5. Apresentando polinizadores: uma contextualização teórica

5.3. Formação inicial de professores

É possível imaginar a proposta do registro poético que narramos – eu e tantas vozes que compareceram nas citações – sendo adaptada aos mais diversos contextos de formação: na educação infantil, no ensino básico, em escolas de arte, ONGs, grupos comunitários e até mesmo em empresas e terapias.
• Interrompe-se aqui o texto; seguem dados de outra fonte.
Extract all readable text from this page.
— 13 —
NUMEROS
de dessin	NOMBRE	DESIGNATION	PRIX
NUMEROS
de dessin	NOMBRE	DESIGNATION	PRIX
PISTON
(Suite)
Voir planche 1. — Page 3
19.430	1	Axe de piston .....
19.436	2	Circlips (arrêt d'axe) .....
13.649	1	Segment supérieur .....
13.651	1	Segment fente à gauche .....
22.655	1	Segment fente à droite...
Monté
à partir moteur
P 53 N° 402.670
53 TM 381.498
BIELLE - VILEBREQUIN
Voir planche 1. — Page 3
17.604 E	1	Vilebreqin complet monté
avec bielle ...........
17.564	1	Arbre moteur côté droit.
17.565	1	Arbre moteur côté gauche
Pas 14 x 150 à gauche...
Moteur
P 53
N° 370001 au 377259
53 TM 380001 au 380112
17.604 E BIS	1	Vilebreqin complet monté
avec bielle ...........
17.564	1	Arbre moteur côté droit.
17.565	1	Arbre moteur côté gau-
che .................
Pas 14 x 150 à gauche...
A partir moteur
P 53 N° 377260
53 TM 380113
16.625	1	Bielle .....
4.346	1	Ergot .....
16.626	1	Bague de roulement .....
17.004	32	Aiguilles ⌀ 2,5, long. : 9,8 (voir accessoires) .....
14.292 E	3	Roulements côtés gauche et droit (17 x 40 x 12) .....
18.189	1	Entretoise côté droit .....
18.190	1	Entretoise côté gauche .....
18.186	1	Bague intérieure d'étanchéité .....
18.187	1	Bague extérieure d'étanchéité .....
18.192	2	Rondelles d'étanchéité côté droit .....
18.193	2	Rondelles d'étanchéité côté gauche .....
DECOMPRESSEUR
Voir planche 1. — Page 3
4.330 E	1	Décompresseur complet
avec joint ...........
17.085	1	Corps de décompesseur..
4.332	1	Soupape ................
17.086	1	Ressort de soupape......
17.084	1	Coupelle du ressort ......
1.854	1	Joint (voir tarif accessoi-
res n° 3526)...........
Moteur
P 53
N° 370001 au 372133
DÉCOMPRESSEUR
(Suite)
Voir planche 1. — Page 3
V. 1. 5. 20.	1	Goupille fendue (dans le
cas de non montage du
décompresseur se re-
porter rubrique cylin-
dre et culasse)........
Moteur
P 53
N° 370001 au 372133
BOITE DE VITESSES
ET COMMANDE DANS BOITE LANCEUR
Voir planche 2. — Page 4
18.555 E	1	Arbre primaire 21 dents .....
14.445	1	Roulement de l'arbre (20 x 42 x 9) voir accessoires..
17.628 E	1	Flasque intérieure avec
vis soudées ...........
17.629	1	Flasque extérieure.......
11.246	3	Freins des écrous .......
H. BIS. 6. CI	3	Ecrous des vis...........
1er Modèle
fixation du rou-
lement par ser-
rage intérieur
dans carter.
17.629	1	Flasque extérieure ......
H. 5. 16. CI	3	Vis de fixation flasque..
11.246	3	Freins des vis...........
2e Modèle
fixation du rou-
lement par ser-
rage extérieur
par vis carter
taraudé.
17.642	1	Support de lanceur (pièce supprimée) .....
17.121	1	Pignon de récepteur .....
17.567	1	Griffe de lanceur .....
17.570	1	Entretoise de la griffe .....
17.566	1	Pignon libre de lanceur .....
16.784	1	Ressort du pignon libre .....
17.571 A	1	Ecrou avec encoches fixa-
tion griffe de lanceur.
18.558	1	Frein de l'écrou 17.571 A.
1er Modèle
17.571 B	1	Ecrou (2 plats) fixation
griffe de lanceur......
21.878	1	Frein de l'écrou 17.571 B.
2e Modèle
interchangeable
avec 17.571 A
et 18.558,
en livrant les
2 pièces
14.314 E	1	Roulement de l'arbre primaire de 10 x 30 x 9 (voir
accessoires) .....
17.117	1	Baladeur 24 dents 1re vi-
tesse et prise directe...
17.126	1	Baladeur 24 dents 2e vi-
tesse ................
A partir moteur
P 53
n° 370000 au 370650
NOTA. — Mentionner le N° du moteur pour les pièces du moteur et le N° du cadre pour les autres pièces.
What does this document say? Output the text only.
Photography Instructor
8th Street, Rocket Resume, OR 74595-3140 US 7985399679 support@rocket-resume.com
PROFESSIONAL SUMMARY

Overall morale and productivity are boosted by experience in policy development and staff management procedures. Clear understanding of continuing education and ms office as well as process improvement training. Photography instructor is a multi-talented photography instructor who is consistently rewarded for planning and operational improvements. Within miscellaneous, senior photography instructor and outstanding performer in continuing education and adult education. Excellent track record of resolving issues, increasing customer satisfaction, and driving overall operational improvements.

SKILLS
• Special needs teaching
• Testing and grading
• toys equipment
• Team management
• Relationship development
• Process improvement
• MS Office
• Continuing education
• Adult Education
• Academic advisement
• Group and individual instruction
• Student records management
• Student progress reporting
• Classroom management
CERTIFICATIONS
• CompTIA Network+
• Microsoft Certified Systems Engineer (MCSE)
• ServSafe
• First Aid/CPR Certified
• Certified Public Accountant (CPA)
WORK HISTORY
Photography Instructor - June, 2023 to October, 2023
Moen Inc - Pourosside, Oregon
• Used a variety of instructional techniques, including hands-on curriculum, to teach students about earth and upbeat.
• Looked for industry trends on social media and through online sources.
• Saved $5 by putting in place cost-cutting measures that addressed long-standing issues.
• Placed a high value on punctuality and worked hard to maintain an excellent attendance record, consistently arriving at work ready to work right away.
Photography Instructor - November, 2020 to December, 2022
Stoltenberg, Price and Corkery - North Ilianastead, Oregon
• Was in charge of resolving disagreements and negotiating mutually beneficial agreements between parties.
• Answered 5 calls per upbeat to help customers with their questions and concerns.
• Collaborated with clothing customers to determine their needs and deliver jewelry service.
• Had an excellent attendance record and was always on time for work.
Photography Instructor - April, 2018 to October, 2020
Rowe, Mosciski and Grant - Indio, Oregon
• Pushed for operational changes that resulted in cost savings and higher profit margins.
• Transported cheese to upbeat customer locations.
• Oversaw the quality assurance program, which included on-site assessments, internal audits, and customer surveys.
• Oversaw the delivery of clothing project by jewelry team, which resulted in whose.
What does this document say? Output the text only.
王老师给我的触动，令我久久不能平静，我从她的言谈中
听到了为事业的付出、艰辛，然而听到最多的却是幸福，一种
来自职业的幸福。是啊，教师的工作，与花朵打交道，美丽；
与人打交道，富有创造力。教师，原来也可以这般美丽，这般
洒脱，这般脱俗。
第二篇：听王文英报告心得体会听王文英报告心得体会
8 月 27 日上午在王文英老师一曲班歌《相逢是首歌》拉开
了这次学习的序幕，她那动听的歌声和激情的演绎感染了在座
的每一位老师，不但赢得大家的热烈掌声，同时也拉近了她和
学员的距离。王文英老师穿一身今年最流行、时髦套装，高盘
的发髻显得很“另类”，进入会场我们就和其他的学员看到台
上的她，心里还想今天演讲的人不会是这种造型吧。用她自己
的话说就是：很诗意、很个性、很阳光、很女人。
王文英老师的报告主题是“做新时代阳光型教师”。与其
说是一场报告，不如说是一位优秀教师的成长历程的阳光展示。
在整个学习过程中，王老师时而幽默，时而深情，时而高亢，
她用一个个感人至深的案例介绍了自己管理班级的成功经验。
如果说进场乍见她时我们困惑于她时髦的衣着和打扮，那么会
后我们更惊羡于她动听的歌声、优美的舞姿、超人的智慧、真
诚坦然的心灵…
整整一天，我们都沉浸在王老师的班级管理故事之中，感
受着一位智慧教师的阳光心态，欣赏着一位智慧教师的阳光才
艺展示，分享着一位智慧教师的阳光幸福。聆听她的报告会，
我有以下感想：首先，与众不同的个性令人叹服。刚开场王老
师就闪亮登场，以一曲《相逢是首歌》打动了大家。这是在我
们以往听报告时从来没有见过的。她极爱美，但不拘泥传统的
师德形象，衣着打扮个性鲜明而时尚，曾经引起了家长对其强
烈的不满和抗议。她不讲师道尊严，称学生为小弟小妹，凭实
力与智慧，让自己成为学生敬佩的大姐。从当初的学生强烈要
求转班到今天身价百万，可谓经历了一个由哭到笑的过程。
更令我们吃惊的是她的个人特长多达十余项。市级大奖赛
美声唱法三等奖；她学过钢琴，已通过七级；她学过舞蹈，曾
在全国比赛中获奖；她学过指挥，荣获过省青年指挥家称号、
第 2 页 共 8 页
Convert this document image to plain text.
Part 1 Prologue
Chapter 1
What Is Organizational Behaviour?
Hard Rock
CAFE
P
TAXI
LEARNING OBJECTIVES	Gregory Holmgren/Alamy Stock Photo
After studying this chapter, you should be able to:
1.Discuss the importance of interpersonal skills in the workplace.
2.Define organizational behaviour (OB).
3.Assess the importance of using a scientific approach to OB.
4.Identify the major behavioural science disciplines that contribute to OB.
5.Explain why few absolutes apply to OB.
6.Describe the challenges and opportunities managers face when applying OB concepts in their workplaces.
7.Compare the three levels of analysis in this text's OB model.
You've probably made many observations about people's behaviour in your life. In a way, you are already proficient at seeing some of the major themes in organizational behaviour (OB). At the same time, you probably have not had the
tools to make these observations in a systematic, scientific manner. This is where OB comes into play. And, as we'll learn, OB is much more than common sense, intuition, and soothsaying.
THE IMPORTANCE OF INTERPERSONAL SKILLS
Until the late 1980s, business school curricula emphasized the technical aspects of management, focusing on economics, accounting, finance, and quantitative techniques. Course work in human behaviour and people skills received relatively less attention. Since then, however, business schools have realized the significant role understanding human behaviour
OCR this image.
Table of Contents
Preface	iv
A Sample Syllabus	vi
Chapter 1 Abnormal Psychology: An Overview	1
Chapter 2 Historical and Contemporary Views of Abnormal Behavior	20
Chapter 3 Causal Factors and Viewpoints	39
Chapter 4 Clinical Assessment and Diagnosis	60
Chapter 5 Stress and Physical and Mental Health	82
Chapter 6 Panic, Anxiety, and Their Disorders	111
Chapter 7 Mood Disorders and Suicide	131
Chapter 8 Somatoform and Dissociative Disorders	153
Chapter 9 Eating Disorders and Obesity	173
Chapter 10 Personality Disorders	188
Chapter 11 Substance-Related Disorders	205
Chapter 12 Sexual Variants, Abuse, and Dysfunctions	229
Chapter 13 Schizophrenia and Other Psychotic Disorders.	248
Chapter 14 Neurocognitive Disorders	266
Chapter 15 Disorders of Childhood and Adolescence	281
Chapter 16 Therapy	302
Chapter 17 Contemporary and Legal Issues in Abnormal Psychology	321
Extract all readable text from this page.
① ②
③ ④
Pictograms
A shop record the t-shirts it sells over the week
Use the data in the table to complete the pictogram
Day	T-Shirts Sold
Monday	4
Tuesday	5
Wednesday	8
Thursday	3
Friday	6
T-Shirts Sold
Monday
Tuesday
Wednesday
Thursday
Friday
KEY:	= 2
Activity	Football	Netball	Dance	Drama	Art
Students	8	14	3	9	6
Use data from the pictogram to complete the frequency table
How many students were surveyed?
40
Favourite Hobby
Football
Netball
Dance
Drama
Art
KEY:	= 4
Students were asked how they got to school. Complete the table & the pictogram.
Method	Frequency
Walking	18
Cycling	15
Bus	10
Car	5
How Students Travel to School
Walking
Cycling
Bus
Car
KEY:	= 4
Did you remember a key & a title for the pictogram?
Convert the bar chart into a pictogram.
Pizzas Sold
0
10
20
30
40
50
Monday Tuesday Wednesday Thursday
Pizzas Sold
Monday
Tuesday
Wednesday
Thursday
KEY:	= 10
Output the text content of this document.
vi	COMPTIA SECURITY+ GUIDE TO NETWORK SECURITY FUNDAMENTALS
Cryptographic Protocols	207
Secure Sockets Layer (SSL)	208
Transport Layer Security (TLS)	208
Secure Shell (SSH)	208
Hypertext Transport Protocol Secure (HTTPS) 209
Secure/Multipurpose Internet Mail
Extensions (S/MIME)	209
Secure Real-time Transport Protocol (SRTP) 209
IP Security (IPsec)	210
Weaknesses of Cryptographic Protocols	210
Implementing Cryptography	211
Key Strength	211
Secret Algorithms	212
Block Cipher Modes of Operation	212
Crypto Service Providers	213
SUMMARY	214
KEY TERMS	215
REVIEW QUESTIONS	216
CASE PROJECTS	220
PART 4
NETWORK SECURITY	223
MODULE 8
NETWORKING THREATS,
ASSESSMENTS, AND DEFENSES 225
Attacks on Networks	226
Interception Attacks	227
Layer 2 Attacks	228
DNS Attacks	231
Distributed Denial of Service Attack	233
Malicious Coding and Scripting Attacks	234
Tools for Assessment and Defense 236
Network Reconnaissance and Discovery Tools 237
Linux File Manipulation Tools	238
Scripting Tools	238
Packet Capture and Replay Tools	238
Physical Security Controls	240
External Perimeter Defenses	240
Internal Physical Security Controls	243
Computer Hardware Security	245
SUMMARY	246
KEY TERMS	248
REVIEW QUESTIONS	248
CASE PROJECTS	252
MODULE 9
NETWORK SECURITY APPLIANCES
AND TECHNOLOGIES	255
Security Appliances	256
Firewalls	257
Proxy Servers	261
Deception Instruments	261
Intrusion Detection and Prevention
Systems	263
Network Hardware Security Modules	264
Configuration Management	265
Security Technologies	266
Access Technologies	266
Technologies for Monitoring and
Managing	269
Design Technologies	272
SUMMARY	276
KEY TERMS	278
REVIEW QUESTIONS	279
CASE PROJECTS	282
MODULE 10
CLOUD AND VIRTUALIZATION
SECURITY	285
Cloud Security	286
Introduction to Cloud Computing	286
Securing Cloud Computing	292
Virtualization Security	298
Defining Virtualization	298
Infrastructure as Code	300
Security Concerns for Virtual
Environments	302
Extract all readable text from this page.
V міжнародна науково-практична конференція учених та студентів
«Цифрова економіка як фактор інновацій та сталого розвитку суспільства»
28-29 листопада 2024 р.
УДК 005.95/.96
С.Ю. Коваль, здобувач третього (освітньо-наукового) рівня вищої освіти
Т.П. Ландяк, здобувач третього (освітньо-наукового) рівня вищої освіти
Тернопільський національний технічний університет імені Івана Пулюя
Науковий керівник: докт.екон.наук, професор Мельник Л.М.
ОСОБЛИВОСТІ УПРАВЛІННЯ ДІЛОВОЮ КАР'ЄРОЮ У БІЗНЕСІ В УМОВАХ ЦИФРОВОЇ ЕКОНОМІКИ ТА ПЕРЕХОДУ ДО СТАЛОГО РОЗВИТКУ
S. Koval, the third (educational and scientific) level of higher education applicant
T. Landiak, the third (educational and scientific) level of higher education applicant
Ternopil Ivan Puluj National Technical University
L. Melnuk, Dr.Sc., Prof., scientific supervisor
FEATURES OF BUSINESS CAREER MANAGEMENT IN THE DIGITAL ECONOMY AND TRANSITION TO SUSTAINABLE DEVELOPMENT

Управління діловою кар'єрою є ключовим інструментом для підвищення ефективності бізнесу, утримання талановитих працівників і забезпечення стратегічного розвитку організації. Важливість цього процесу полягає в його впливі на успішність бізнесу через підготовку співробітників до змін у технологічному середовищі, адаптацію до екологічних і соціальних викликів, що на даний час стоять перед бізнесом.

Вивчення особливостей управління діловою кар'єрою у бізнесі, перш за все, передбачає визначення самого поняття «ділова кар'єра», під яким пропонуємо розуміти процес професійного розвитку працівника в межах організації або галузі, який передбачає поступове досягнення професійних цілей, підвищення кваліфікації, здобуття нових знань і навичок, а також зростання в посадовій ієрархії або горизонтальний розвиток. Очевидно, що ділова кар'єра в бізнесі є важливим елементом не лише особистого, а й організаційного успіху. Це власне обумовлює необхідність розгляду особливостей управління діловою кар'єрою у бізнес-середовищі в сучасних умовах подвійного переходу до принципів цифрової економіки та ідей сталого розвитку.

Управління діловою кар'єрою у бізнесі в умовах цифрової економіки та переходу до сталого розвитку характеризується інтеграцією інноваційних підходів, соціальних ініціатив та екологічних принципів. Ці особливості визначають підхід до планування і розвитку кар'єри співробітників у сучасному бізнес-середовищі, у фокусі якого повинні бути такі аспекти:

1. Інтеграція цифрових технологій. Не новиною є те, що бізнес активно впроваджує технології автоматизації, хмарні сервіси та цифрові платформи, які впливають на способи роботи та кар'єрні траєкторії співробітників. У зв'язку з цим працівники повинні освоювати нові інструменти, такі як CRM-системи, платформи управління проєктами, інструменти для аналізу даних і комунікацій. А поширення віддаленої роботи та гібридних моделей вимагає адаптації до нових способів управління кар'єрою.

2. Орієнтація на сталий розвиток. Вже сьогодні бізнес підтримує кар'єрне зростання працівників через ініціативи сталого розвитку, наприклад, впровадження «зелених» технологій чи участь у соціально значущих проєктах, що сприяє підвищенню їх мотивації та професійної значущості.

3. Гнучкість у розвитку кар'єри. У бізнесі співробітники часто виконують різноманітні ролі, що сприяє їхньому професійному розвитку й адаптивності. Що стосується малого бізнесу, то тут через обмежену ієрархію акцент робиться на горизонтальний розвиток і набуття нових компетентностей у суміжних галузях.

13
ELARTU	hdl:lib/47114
Tendo vivenciado muitos desses espaços, como narro em meu memorial, consigo facilmente visualizar o registro poético sendo proposto e bem aceito como recurso para, dentre outros propósitos, o exercício da expressividade, a aprendizagem coletiva e o desenvolvimento da afetividade.

Porém, o fato de essa atividade ter sido conduzida em uma turma do primeiro ano do curso de pedagogia não é um mero detalhe. E a opção por pesquisá-la enquanto estratégia para a formação inicial de professores não é destituída de uma clara intencionalidade. Tenho apresentado e apresentarei, no decorrer desta Dissertação, diversos registros poéticos realizados pelas alunas e os indícios que encontrei, na pesquisa, das marcas deixadas por essa atividade na constituição das futuras professoras. Penso os registros poéticos como quem pensa a formação dos futuros formadores, consciente do significativo impacto que isso tem no sistema educacional – até por escutar as ressonâncias desse potencial e saber que não se trata apenas de uma convicção pessoal:

Fica evidente que tivemos a oportunidade de trabalhar nossas sensibilidades. Fazer os registros poéticos permitiu que cada um entrasse em contato consigo mesmo, e suas leituras em sala de aula permitiram que todos se deixassem tocar pelas emoções e sensações do outro. Ou seja, nós exploramos a nossa faculdade de empatia, algo que é super importante para nós, futuros professores, uma vez que, em certos casos, teremos que lidar com pessoas que vivem em uma realidade completamente diferente da nossa. Compreender isso é fundamental. (Cecília, 22/06/2015)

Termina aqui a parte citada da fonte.